CINEMA: Genova

Written by: Staff Writer


Of late, Michael Winterbottom’s films have been getting more and more diverse and Genova is hard to categorise. On the surface it is very obviously an exploration of grief, but it is also about guilt, growing up, being a stranger in a strange land, and also about hope and new beginnings.

Having lost his wife in a car accident, university lecturer Joe (Colin Firth) takes up a new position in the Italian city of Genova on the advice of old colleague Barbara (Catherine Keener). Already disorientated by the loss of their mother, Joe’s daughters – teenage Kelly (Willa Holland) and ten-year-old Mary (Perla Haney-Jardine) – find it hard to adapt to this new life where they know no one and cannot speak the language. Kelly copes by throwing herself in with a wild crowd, smoking dope and experimenting sexually, while Mary doesn’t cope at all frequently waking from terrifying nightmares and seeing visions of her mother among the crowded, twisting allies of the old city.
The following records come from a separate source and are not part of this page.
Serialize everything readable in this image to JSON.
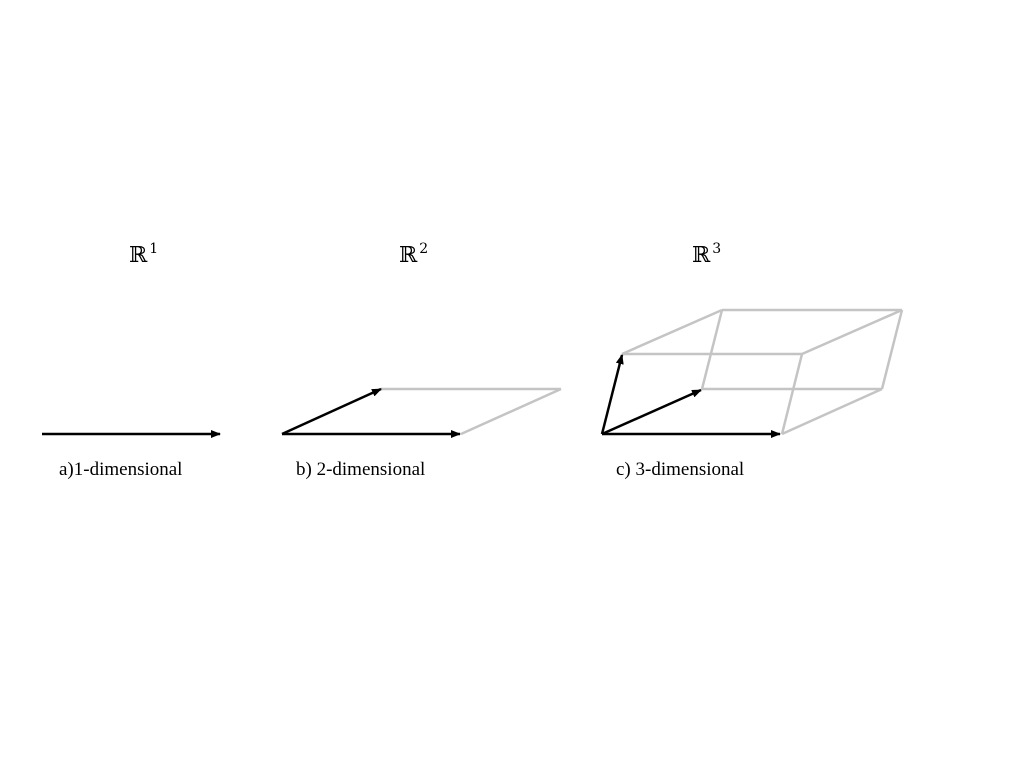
{
  "panels": [
    {
      "space_symbol": "ℝ",
      "space_exponent": "1",
      "caption": "a)1-dimensional"
    },
    {
      "space_symbol": "ℝ",
      "space_exponent": "2",
      "caption": "b) 2-dimensional"
    },
    {
      "space_symbol": "ℝ",
      "space_exponent": "3",
      "caption": "c) 3-dimensional"
    }
  ],
  "colors": {
    "basis_vector": "#000000",
    "span_edge": "#c4c4c4"
  }
}
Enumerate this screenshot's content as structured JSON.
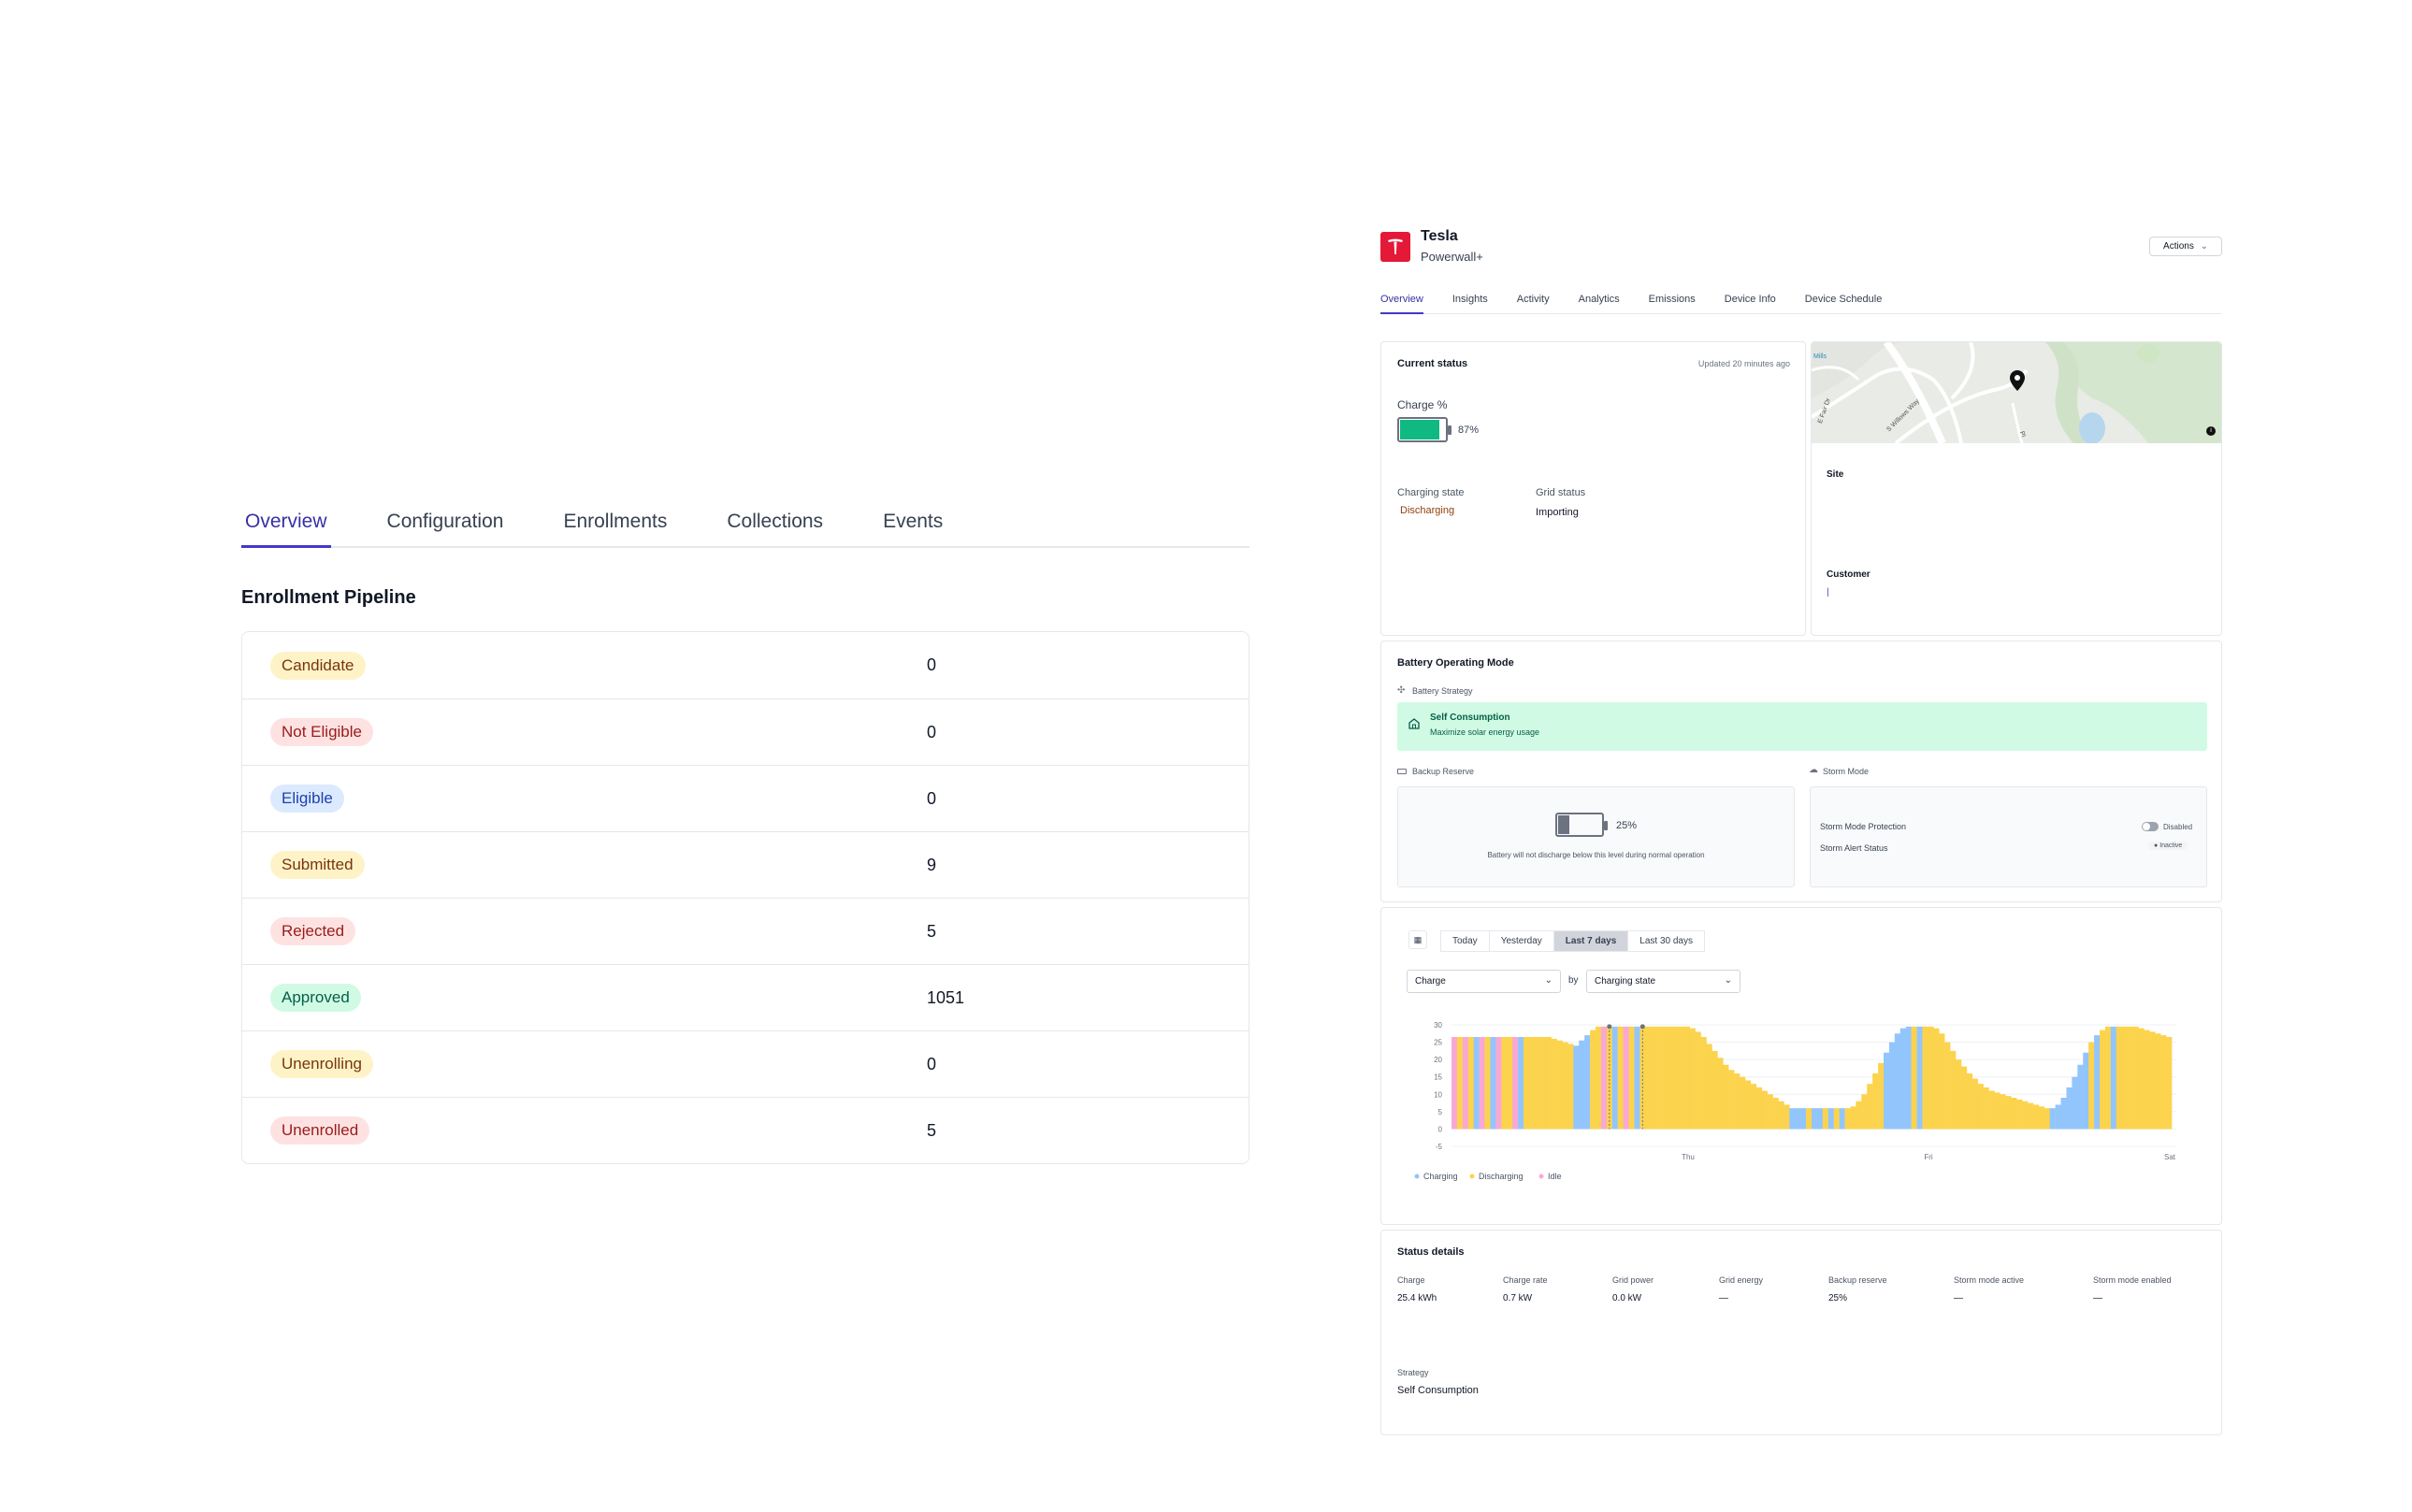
{
  "left_panel": {
    "tabs": [
      {
        "label": "Overview",
        "active": true
      },
      {
        "label": "Configuration",
        "active": false
      },
      {
        "label": "Enrollments",
        "active": false
      },
      {
        "label": "Collections",
        "active": false
      },
      {
        "label": "Events",
        "active": false
      }
    ],
    "pipeline_title": "Enrollment Pipeline",
    "pipeline": [
      {
        "status": "Candidate",
        "count": "0",
        "color": "yellow"
      },
      {
        "status": "Not Eligible",
        "count": "0",
        "color": "red"
      },
      {
        "status": "Eligible",
        "count": "0",
        "color": "blue"
      },
      {
        "status": "Submitted",
        "count": "9",
        "color": "yellow"
      },
      {
        "status": "Rejected",
        "count": "5",
        "color": "red"
      },
      {
        "status": "Approved",
        "count": "1051",
        "color": "green"
      },
      {
        "status": "Unenrolling",
        "count": "0",
        "color": "yellow"
      },
      {
        "status": "Unenrolled",
        "count": "5",
        "color": "red"
      }
    ]
  },
  "device": {
    "brand": "Tesla",
    "model": "Powerwall+",
    "brand_color": "#e31937",
    "actions_label": "Actions",
    "tabs": [
      {
        "label": "Overview",
        "active": true
      },
      {
        "label": "Insights",
        "active": false
      },
      {
        "label": "Activity",
        "active": false
      },
      {
        "label": "Analytics",
        "active": false
      },
      {
        "label": "Emissions",
        "active": false
      },
      {
        "label": "Device Info",
        "active": false
      },
      {
        "label": "Device Schedule",
        "active": false
      }
    ],
    "current_status": {
      "title": "Current status",
      "updated": "Updated 20 minutes ago",
      "charge_label": "Charge %",
      "charge_value": "87%",
      "charge_fraction": 0.87,
      "charging_state_label": "Charging state",
      "charging_state_value": "Discharging",
      "grid_status_label": "Grid status",
      "grid_status_value": "Importing"
    },
    "site": {
      "site_label": "Site",
      "customer_label": "Customer",
      "customer_value": "|",
      "map_labels": [
        "Mills",
        "E Fair Dr",
        "S Willows Way",
        "Pl"
      ]
    },
    "battery_mode": {
      "title": "Battery Operating Mode",
      "strategy_label": "Battery Strategy",
      "strategy_name": "Self Consumption",
      "strategy_desc": "Maximize solar energy usage",
      "backup_label": "Backup Reserve",
      "backup_value": "25%",
      "backup_fraction": 0.25,
      "backup_note": "Battery will not discharge below this level during normal operation",
      "storm_label": "Storm Mode",
      "storm_protection_label": "Storm Mode Protection",
      "storm_protection_value": "Disabled",
      "storm_alert_label": "Storm Alert Status",
      "storm_alert_value": "Inactive"
    },
    "chart_controls": {
      "ranges": [
        {
          "label": "Today",
          "active": false
        },
        {
          "label": "Yesterday",
          "active": false
        },
        {
          "label": "Last 7 days",
          "active": true
        },
        {
          "label": "Last 30 days",
          "active": false
        }
      ],
      "metric": "Charge",
      "by_label": "by",
      "group": "Charging state"
    },
    "status_details": {
      "title": "Status details",
      "fields": [
        {
          "label": "Charge",
          "value": "25.4 kWh"
        },
        {
          "label": "Charge rate",
          "value": "0.7 kW"
        },
        {
          "label": "Grid power",
          "value": "0.0 kW"
        },
        {
          "label": "Grid energy",
          "value": "—"
        },
        {
          "label": "Backup reserve",
          "value": "25%"
        },
        {
          "label": "Storm mode active",
          "value": "—"
        },
        {
          "label": "Storm mode enabled",
          "value": "—"
        }
      ],
      "strategy_label": "Strategy",
      "strategy_value": "Self Consumption"
    }
  },
  "chart_data": {
    "type": "bar",
    "x_tick_labels": [
      "Thu",
      "Fri",
      "Sat"
    ],
    "ylim": [
      -5,
      30
    ],
    "y_ticks": [
      30,
      25,
      20,
      15,
      10,
      5,
      0,
      -5
    ],
    "grid": true,
    "legend_position": "bottom-left",
    "series": [
      {
        "name": "Charging",
        "color": "#93c5fd"
      },
      {
        "name": "Discharging",
        "color": "#fcd34d"
      },
      {
        "name": "Idle",
        "color": "#f9a8d4"
      }
    ],
    "values": [
      26.5,
      26.5,
      26.5,
      26.5,
      26.5,
      26.5,
      26.5,
      26.5,
      26.5,
      26.5,
      26.5,
      26.5,
      26.5,
      26.5,
      26.5,
      26.5,
      26.5,
      26.5,
      26.0,
      25.5,
      25.0,
      24.5,
      24.0,
      25.5,
      27.0,
      28.5,
      29.5,
      29.5,
      29.5,
      29.5,
      29.5,
      29.5,
      29.5,
      29.5,
      29.5,
      29.5,
      29.5,
      29.5,
      29.5,
      29.5,
      29.5,
      29.5,
      29.5,
      29.0,
      28.0,
      26.5,
      24.5,
      22.5,
      20.5,
      18.5,
      17.0,
      16.0,
      15.0,
      14.0,
      13.0,
      12.0,
      11.0,
      10.0,
      9.0,
      8.0,
      7.0,
      6.0,
      6.0,
      6.0,
      6.0,
      6.0,
      6.0,
      6.0,
      6.0,
      6.0,
      6.0,
      6.0,
      6.5,
      8.0,
      10.0,
      13.0,
      16.0,
      19.0,
      22.0,
      25.0,
      27.5,
      29.0,
      29.5,
      29.5,
      29.5,
      29.5,
      29.5,
      29.0,
      27.5,
      25.0,
      22.5,
      20.0,
      18.0,
      16.0,
      14.5,
      13.0,
      12.0,
      11.0,
      10.5,
      10.0,
      9.5,
      9.0,
      8.5,
      8.0,
      7.5,
      7.0,
      6.5,
      6.0,
      6.0,
      7.0,
      9.0,
      12.0,
      15.0,
      18.5,
      22.0,
      25.0,
      27.0,
      28.5,
      29.5,
      29.5,
      29.5,
      29.5,
      29.5,
      29.5,
      29.0,
      28.5,
      28.0,
      27.5,
      27.0,
      26.5
    ],
    "states": [
      "I",
      "D",
      "I",
      "D",
      "C",
      "I",
      "D",
      "C",
      "I",
      "D",
      "D",
      "I",
      "C",
      "D",
      "D",
      "D",
      "D",
      "D",
      "D",
      "D",
      "D",
      "D",
      "C",
      "C",
      "C",
      "D",
      "D",
      "I",
      "D",
      "C",
      "D",
      "I",
      "D",
      "C",
      "D",
      "D",
      "D",
      "D",
      "D",
      "D",
      "D",
      "D",
      "D",
      "D",
      "D",
      "D",
      "D",
      "D",
      "D",
      "D",
      "D",
      "D",
      "D",
      "D",
      "D",
      "D",
      "D",
      "D",
      "D",
      "D",
      "D",
      "C",
      "C",
      "C",
      "D",
      "C",
      "C",
      "D",
      "C",
      "D",
      "C",
      "D",
      "D",
      "D",
      "D",
      "D",
      "D",
      "D",
      "C",
      "C",
      "C",
      "C",
      "C",
      "D",
      "C",
      "D",
      "D",
      "D",
      "D",
      "D",
      "D",
      "D",
      "D",
      "D",
      "D",
      "D",
      "D",
      "D",
      "D",
      "D",
      "D",
      "D",
      "D",
      "D",
      "D",
      "D",
      "D",
      "D",
      "C",
      "C",
      "C",
      "C",
      "C",
      "C",
      "C",
      "D",
      "C",
      "D",
      "D",
      "C",
      "D",
      "D",
      "D",
      "D",
      "D",
      "D",
      "D",
      "D",
      "D"
    ],
    "markers": [
      28,
      34
    ]
  }
}
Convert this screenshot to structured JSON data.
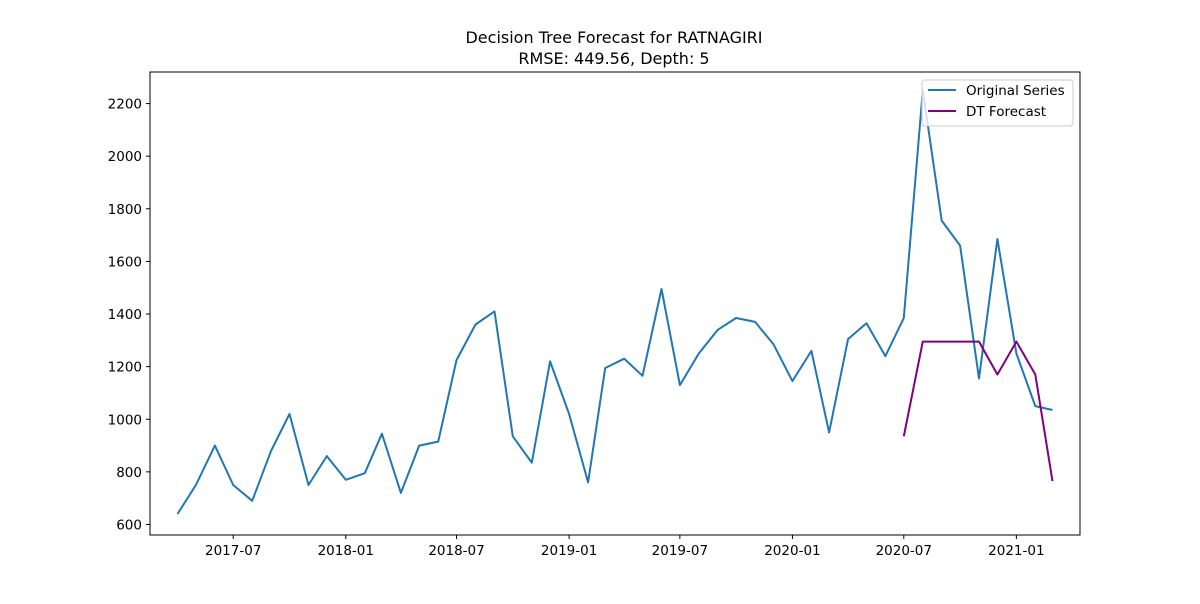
{
  "chart_data": {
    "type": "line",
    "title": "Decision Tree Forecast for RATNAGIRI",
    "subtitle": "RMSE: 449.56, Depth: 5",
    "xlabel": "",
    "ylabel": "",
    "ylim": [
      560,
      2320
    ],
    "xlim": [
      "2017-02-15",
      "2021-04-15"
    ],
    "x_ticks": [
      "2017-07",
      "2018-01",
      "2018-07",
      "2019-01",
      "2019-07",
      "2020-01",
      "2020-07",
      "2021-01"
    ],
    "y_ticks": [
      600,
      800,
      1000,
      1200,
      1400,
      1600,
      1800,
      2000,
      2200
    ],
    "grid": false,
    "legend_position": "top-right",
    "series": [
      {
        "name": "Original Series",
        "color": "#1f77b4",
        "x": [
          "2017-04",
          "2017-05",
          "2017-06",
          "2017-07",
          "2017-08",
          "2017-09",
          "2017-10",
          "2017-11",
          "2017-12",
          "2018-01",
          "2018-02",
          "2018-03",
          "2018-04",
          "2018-05",
          "2018-06",
          "2018-07",
          "2018-08",
          "2018-09",
          "2018-10",
          "2018-11",
          "2018-12",
          "2019-01",
          "2019-02",
          "2019-03",
          "2019-04",
          "2019-05",
          "2019-06",
          "2019-07",
          "2019-08",
          "2019-09",
          "2019-10",
          "2019-11",
          "2019-12",
          "2020-01",
          "2020-02",
          "2020-03",
          "2020-04",
          "2020-05",
          "2020-06",
          "2020-07",
          "2020-08",
          "2020-09",
          "2020-10",
          "2020-11",
          "2020-12",
          "2021-01",
          "2021-02",
          "2021-03"
        ],
        "values": [
          640,
          750,
          900,
          750,
          690,
          880,
          1020,
          750,
          860,
          770,
          795,
          945,
          720,
          900,
          915,
          1225,
          1360,
          1410,
          935,
          835,
          1220,
          1020,
          760,
          1195,
          1230,
          1165,
          1495,
          1130,
          1250,
          1340,
          1385,
          1370,
          1285,
          1145,
          1260,
          950,
          1305,
          1365,
          1240,
          1385,
          2250,
          1755,
          1660,
          1155,
          1685,
          1250,
          1050,
          1035
        ]
      },
      {
        "name": "DT Forecast",
        "color": "#800080",
        "x": [
          "2020-07",
          "2020-08",
          "2020-09",
          "2020-10",
          "2020-11",
          "2020-12",
          "2021-01",
          "2021-02",
          "2021-03"
        ],
        "values": [
          935,
          1295,
          1295,
          1295,
          1295,
          1170,
          1295,
          1170,
          765
        ]
      }
    ]
  }
}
Although Barbara is aware that Mary needs help it is as if Joe has deliberately blinded himself to the problems, believing if the family just moves on things will turn out all right. In fact, by ignoring the growing chasm between himself and his children, Joe is putting them more at risk than he can ever know.

As an observation of grief and bereavement Genova is spot on and the thorny problem of sibling rivalry is also nicely handled. But overall, there is something indefinably missing from the film; there’s always the feeling you are passively watching this family in crisis rather than rubbing shoulders with them and feeling their pain. Without that empathy Genova is not as moving or engaging as it should be, and it remains a clinical exploration of grief without immersing you in the messy, tormenting emotions the grieving feel.